At the turn of the century a few thousand people owned cars; in 1922 about 10 million did, and that number more than doubled in the next few years. Sharing their need for decent roads were fast-growing fleets of trucks and buses. And the federal government was thinking big. Congress had just authorized funds to help states create a 200,000-mile web of smooth-surfaced roads that would connect with every county seat in the nation.
It was just a beginning. Ahead lay engineering feats beyond anything Durant could have foreseen: the construction of conduits that can safely handle thousands of cars an hour and endure years of punishment by 18-wheel trucks, expressways and beltways to speed traffic in and around cities, swirling multilevel interchanges, arterial tunnels and mighty suspension bridges. Ahead, as well, lay a host of social and economic changes wrought by roads—among them, spreading suburbs, the birth of shopping malls and fast-food chains, widened horizons for vacationers, a revolution in manufacturing practices, and a general attuning of the rhythms of daily life, from errands to entertainment to the personal mobility offered by the car. Expansion of the network would also bring such indisputable negatives as traffic congestion and air pollution, but the knitting together of the country with highways has barely paused since the first automobiles rolled forth from workshops about a century ago.
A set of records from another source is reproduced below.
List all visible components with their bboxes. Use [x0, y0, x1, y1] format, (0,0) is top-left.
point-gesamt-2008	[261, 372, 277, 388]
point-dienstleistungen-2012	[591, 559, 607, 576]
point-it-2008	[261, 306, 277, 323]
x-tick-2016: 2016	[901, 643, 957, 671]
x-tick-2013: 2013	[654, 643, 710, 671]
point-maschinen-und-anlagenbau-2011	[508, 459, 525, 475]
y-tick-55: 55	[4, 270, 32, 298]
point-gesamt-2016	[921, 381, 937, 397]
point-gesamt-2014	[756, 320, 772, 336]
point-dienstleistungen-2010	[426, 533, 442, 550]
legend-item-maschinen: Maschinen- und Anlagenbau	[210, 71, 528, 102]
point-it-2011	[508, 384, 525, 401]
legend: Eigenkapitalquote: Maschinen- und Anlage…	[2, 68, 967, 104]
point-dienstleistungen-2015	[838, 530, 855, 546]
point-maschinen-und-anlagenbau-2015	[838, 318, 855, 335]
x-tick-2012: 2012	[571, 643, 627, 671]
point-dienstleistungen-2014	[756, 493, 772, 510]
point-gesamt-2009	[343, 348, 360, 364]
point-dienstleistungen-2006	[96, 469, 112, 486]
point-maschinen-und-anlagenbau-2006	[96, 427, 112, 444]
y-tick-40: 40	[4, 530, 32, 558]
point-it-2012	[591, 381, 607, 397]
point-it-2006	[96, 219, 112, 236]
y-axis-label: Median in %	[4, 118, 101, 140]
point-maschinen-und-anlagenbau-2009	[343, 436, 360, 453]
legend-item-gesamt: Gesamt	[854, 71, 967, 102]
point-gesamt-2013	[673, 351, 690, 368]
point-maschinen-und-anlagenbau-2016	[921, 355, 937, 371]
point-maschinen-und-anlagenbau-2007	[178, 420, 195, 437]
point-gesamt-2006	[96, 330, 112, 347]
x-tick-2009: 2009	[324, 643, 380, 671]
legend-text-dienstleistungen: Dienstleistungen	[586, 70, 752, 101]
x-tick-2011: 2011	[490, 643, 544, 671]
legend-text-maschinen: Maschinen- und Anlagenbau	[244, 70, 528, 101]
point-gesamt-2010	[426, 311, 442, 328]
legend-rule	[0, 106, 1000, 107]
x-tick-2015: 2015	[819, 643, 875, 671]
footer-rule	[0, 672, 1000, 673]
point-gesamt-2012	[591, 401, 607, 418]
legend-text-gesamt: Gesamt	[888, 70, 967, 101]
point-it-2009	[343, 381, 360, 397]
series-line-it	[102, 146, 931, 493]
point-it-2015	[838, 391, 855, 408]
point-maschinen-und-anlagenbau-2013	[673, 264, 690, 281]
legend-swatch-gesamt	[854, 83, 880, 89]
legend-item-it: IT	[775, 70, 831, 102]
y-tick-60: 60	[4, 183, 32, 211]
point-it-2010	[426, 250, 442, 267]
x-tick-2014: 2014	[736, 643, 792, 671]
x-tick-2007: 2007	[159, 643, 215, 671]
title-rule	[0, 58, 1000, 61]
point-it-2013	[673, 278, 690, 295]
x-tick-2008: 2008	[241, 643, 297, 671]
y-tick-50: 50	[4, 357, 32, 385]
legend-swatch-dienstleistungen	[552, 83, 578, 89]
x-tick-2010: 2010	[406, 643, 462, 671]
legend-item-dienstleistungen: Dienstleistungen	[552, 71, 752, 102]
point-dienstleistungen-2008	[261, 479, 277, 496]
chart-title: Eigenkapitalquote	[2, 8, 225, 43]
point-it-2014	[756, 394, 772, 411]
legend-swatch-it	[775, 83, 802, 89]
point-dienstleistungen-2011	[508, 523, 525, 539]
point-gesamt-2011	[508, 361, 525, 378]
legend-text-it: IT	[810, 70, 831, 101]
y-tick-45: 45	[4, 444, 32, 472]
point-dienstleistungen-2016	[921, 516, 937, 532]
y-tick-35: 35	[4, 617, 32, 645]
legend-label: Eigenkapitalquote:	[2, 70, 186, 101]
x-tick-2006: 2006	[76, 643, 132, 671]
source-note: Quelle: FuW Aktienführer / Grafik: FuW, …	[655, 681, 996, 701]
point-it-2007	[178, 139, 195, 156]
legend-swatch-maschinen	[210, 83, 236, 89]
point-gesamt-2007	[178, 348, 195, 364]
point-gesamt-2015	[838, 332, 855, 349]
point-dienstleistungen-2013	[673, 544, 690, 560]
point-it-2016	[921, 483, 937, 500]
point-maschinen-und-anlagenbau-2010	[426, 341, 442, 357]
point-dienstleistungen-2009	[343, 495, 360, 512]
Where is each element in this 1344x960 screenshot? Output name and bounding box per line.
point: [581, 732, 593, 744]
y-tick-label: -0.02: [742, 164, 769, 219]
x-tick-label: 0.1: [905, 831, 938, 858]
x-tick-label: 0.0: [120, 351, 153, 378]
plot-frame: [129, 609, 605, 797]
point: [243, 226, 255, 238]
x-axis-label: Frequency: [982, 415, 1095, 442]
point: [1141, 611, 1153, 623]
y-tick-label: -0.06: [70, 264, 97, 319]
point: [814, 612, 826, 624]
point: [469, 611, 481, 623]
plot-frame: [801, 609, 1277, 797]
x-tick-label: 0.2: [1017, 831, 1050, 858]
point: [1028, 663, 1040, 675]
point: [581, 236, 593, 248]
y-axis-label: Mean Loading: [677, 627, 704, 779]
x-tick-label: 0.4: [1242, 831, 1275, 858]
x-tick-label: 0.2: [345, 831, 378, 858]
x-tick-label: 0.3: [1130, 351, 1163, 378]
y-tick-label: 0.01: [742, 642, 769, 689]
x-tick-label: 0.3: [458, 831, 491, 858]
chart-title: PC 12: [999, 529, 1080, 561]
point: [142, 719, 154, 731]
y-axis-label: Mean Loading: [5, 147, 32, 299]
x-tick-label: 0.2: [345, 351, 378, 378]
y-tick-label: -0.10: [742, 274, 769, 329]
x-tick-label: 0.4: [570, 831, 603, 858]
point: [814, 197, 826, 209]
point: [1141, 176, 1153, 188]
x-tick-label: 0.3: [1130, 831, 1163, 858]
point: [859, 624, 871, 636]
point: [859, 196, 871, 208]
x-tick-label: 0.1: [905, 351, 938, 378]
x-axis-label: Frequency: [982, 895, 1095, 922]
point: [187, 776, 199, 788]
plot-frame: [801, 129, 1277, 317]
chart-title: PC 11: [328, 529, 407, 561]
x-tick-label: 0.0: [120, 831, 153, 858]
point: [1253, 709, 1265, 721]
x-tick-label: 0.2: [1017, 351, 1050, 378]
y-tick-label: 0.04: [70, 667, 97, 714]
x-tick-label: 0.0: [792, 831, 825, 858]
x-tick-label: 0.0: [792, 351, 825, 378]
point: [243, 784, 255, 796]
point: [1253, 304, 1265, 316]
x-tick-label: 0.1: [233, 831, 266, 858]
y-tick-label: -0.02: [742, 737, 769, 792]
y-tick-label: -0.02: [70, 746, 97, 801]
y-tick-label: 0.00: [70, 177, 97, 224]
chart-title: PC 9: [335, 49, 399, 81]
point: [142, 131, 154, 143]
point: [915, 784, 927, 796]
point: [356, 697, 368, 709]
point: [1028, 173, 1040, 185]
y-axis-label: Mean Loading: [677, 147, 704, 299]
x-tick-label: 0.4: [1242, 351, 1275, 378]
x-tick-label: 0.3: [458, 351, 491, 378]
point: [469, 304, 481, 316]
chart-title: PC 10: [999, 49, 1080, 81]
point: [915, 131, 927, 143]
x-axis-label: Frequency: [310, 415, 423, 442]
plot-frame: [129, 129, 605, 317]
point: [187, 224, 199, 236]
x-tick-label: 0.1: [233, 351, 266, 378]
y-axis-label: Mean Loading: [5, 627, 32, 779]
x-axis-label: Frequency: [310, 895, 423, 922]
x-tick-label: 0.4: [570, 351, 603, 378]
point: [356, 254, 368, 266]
Rails ruled the transportation scene then. Like other developed nations, the United States had an intricate system of railroad tracks reaching to almost every sizable community in the land. Virtually all long-distance travel was by train, and electric trolleys running on rails served as the main people movers in cities. The United States also had more than 2 million miles of roads, but practically all were unsurfaced or only lightly layered with broken stone. A "highway census" performed by the federal government in 1904 found a grand total of 141 miles of paved roads outside cities. In rainy weather, travel in the countryside became nightmarish, and even in good conditions, hauling loads over the rough roads was a laborious business; it was cheaper to ship fruit by rail from California to an urban market in the East than to deliver it by wagon from a farm 15 miles away. As for anyone contemplating a lengthy drive in one of the new horseless carriages, an ordeal was in store. The first crossing of the continent by car in 1903 required 44 days of hard driving. By train the trip took just 4 days.